Every fraud product on the market now claims artificial intelligence. For a bank or mobile money operator evaluating vendors, the label is useless; what matters is whether the system learns from your transaction patterns or simply ships someone else's rules.
The questions that cut through
Ask a vendor four things. What data does the model train on, yours or a global pool, and how often does it retrain? What is the measured false-positive rate at the detection threshold they are quoting, on traffic like yours? Can an analyst see why a transaction scored high, in terms a regulator would accept? And what happens in the first ninety days, before the model has seen your normal?

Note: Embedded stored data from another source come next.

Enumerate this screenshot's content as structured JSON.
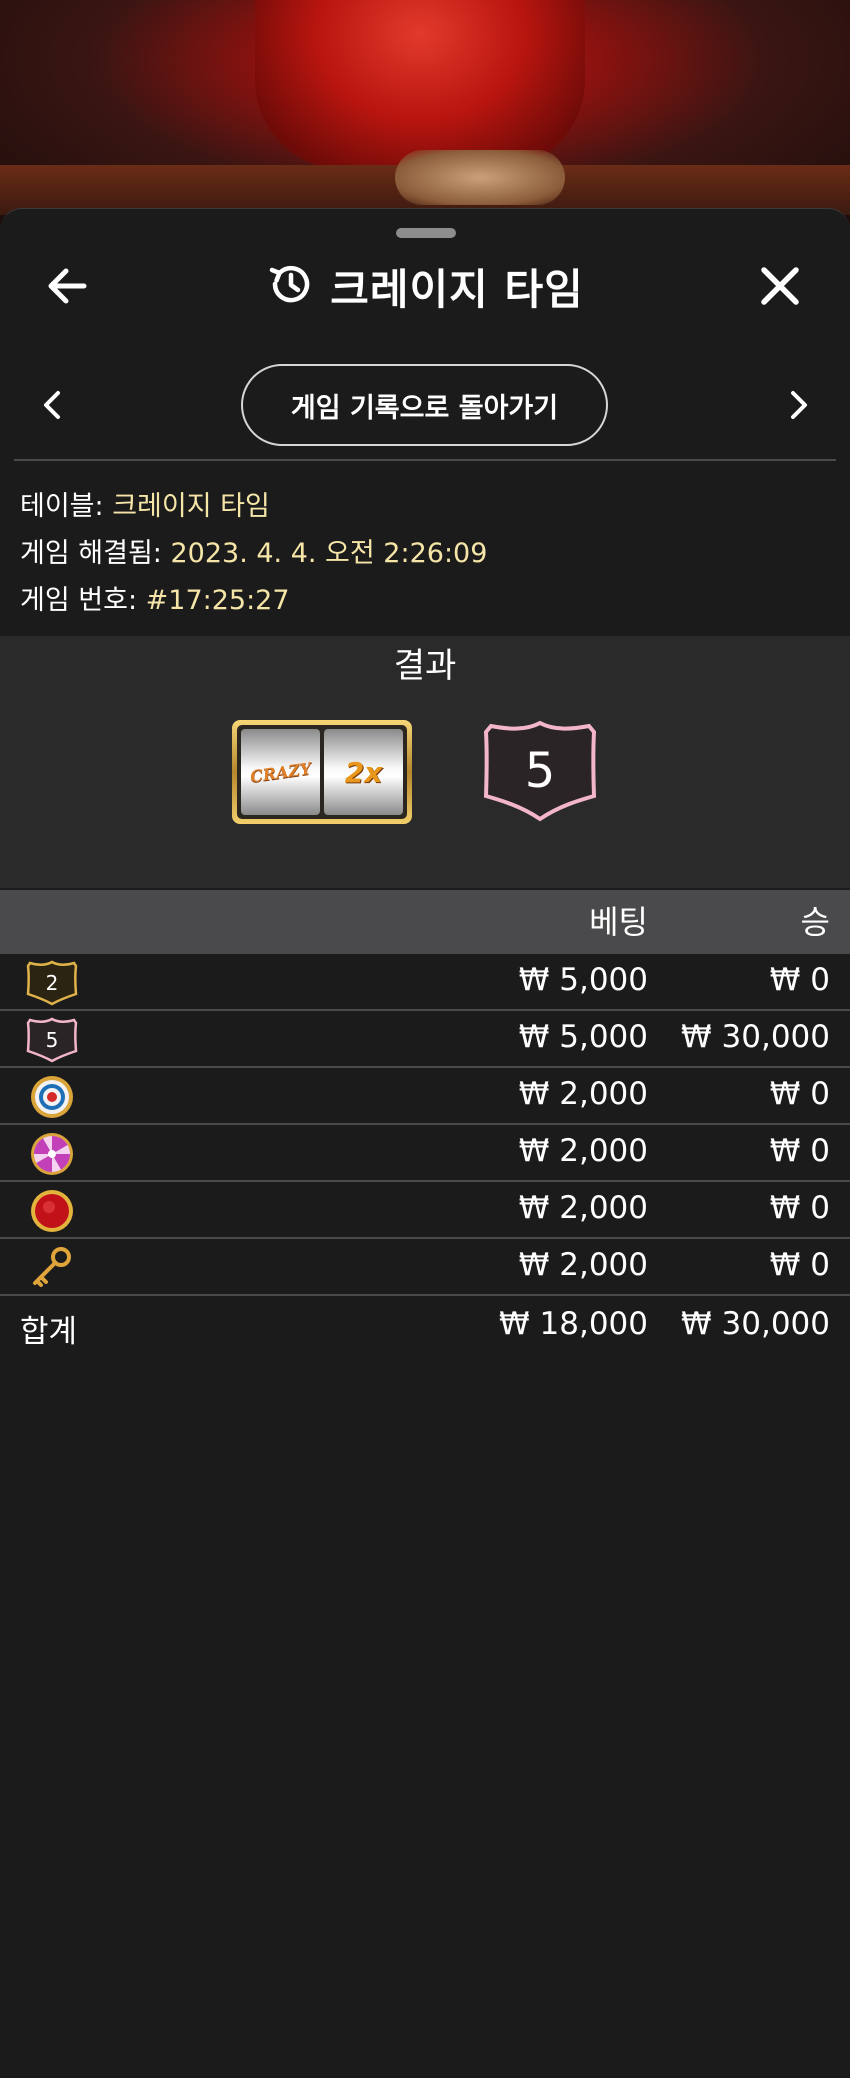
{
  "header": {
    "title": "크레이지 타임",
    "back_icon": "arrow-left-icon",
    "history_icon": "history-icon",
    "close_icon": "close-icon"
  },
  "navigation": {
    "back_to_history_label": "게임 기록으로 돌아가기",
    "prev_icon": "chevron-left-icon",
    "next_icon": "chevron-right-icon"
  },
  "info": {
    "table_label": "테이블:",
    "table_value": "크레이지 타임",
    "resolved_label": "게임 해결됨:",
    "resolved_value": "2023. 4. 4. 오전 2:26:09",
    "game_no_label": "게임 번호:",
    "game_no_value": "#17:25:27"
  },
  "result": {
    "title": "결과",
    "slot_left": "CRAZY",
    "slot_multiplier": "2x",
    "number": "5"
  },
  "table": {
    "col_bet": "베팅",
    "col_win": "승",
    "rows": [
      {
        "icon": "number-2-shield-icon",
        "icon_label": "2",
        "bet": "₩ 5,000",
        "win": "₩ 0"
      },
      {
        "icon": "number-5-shield-icon",
        "icon_label": "5",
        "bet": "₩ 5,000",
        "win": "₩ 30,000"
      },
      {
        "icon": "coin-flip-icon",
        "bet": "₩ 2,000",
        "win": "₩ 0"
      },
      {
        "icon": "pachinko-icon",
        "bet": "₩ 2,000",
        "win": "₩ 0"
      },
      {
        "icon": "cash-hunt-icon",
        "bet": "₩ 2,000",
        "win": "₩ 0"
      },
      {
        "icon": "crazy-time-key-icon",
        "bet": "₩ 2,000",
        "win": "₩ 0"
      }
    ],
    "total_label": "합계",
    "total_bet": "₩ 18,000",
    "total_win": "₩ 30,000"
  },
  "colors": {
    "panel_bg": "#1c1b1c",
    "header_row_bg": "#4a4a4c",
    "info_value": "#f5e6a8",
    "shield_pink": "#f3b6c9",
    "shield_gold": "#e0b34a"
  }
}
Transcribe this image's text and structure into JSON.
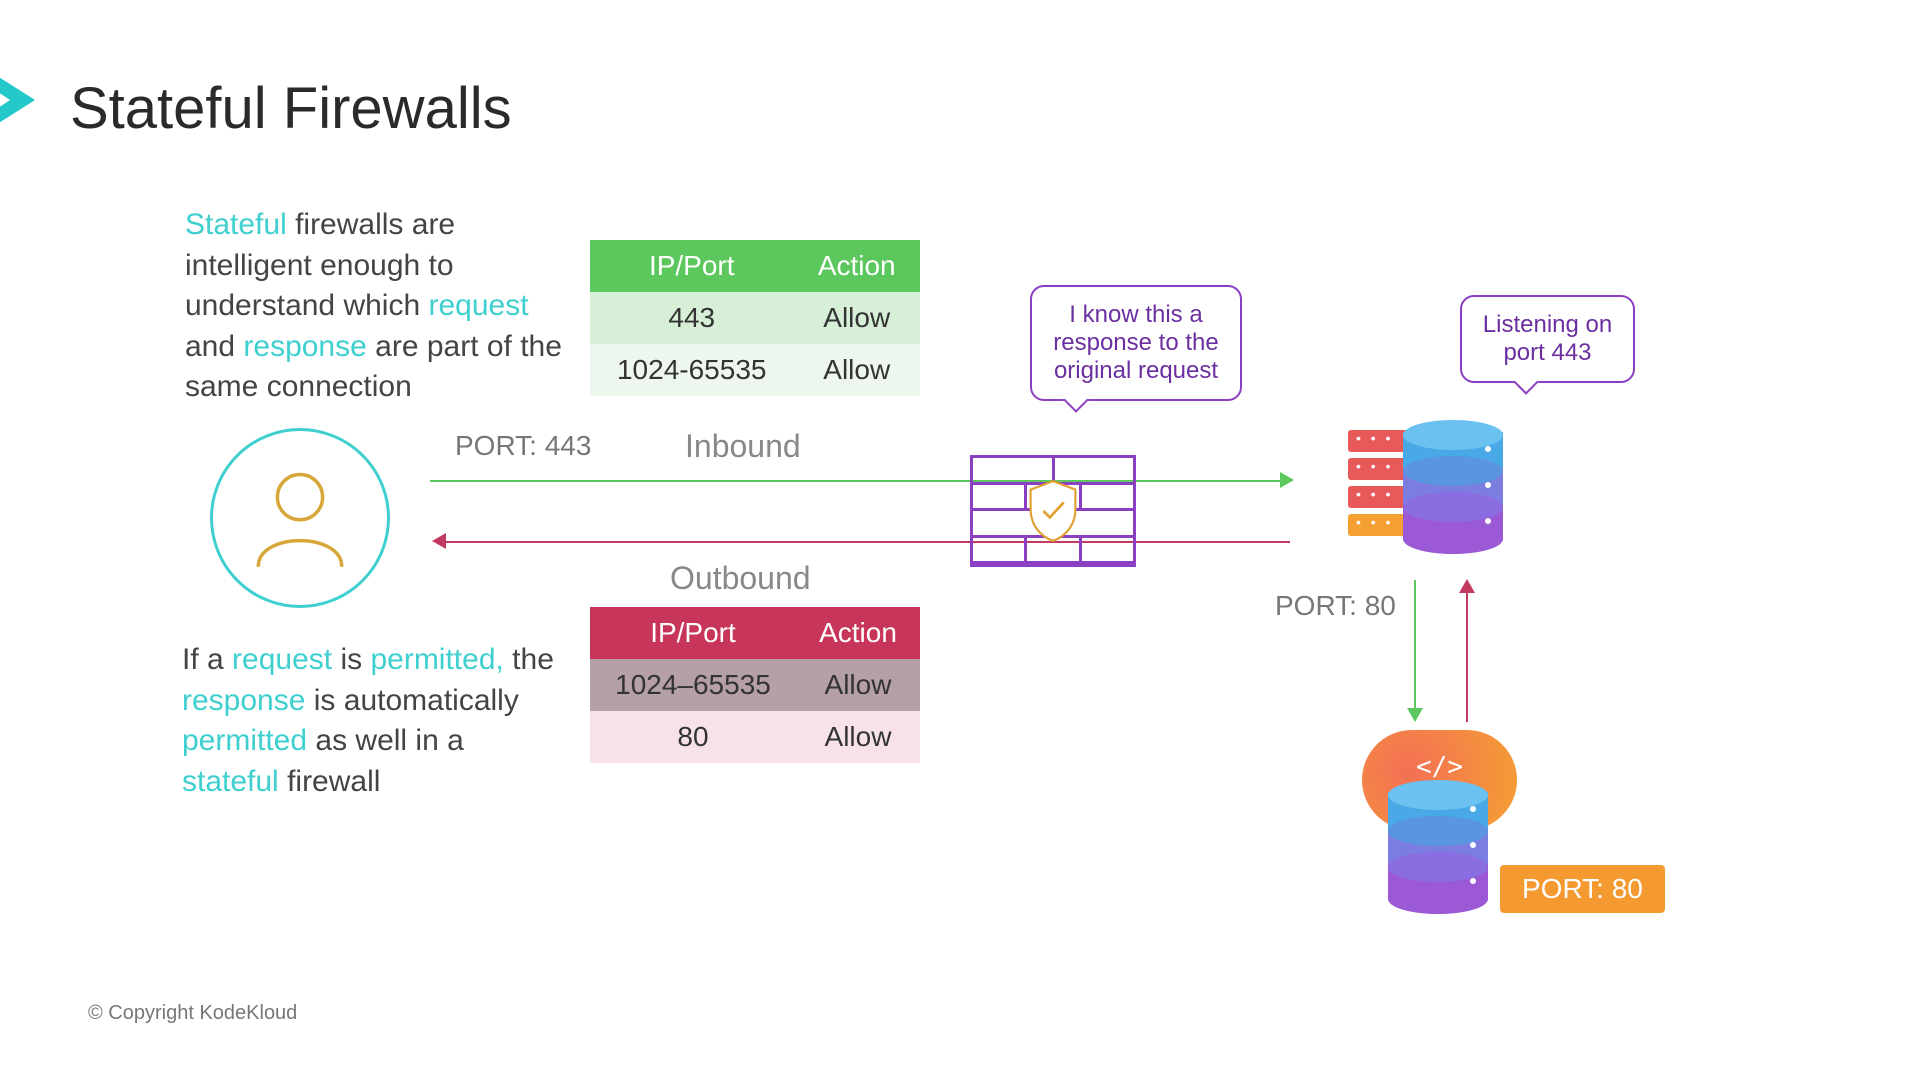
{
  "title": "Stateful Firewalls",
  "desc1": {
    "p1a": "Stateful",
    "p1b": " firewalls are intelligent enough to understand which ",
    "p1c": "request",
    "p1d": " and ",
    "p1e": "response",
    "p1f": " are part of the same connection"
  },
  "desc2": {
    "p2a": "If a ",
    "p2b": "request",
    "p2c": " is ",
    "p2d": "permitted,",
    "p2e": " the ",
    "p2f": "response",
    "p2g": " is automatically ",
    "p2h": "permitted",
    "p2i": " as well in a ",
    "p2j": "stateful",
    "p2k": " firewall"
  },
  "labels": {
    "inbound": "Inbound",
    "outbound": "Outbound",
    "port443": "PORT: 443",
    "port80side": "PORT: 80",
    "port80badge": "PORT: 80"
  },
  "table_inbound": {
    "h1": "IP/Port",
    "h2": "Action",
    "r1c1": "443",
    "r1c2": "Allow",
    "r2c1": "1024-65535",
    "r2c2": "Allow"
  },
  "table_outbound": {
    "h1": "IP/Port",
    "h2": "Action",
    "r1c1": "1024–65535",
    "r1c2": "Allow",
    "r2c1": "80",
    "r2c2": "Allow"
  },
  "bubble1": "I know this a response to the original request",
  "bubble2": "Listening on port 443",
  "copyright": "© Copyright KodeKloud"
}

A vendor who answers all four plainly is selling a model. A vendor who answers with the word "proprietary" is usually selling rules.
When a model earns its keep
Machine learning pays for itself where rules degrade: velocity attacks that adapt to your thresholds, mule networks that look like ordinary customers individually, and social-engineering fraud where each transaction is technically legitimate. If your loss profile is dominated by simple, well-understood patterns, a disciplined rules engine with good case tooling may outperform a model at a fraction of the cost, and you should not be embarrassed to buy one.
The integration reality
The model is a quarter of the project. The rest is data plumbing from your core systems, case management your fraud team will actually use, and the governance to explain scores to auditors. Budget accordingly, and pilot on three months of your own historical data before signing anything multi-year: a vendor confident in their model will accept the test, and the ones who refuse have answered your question.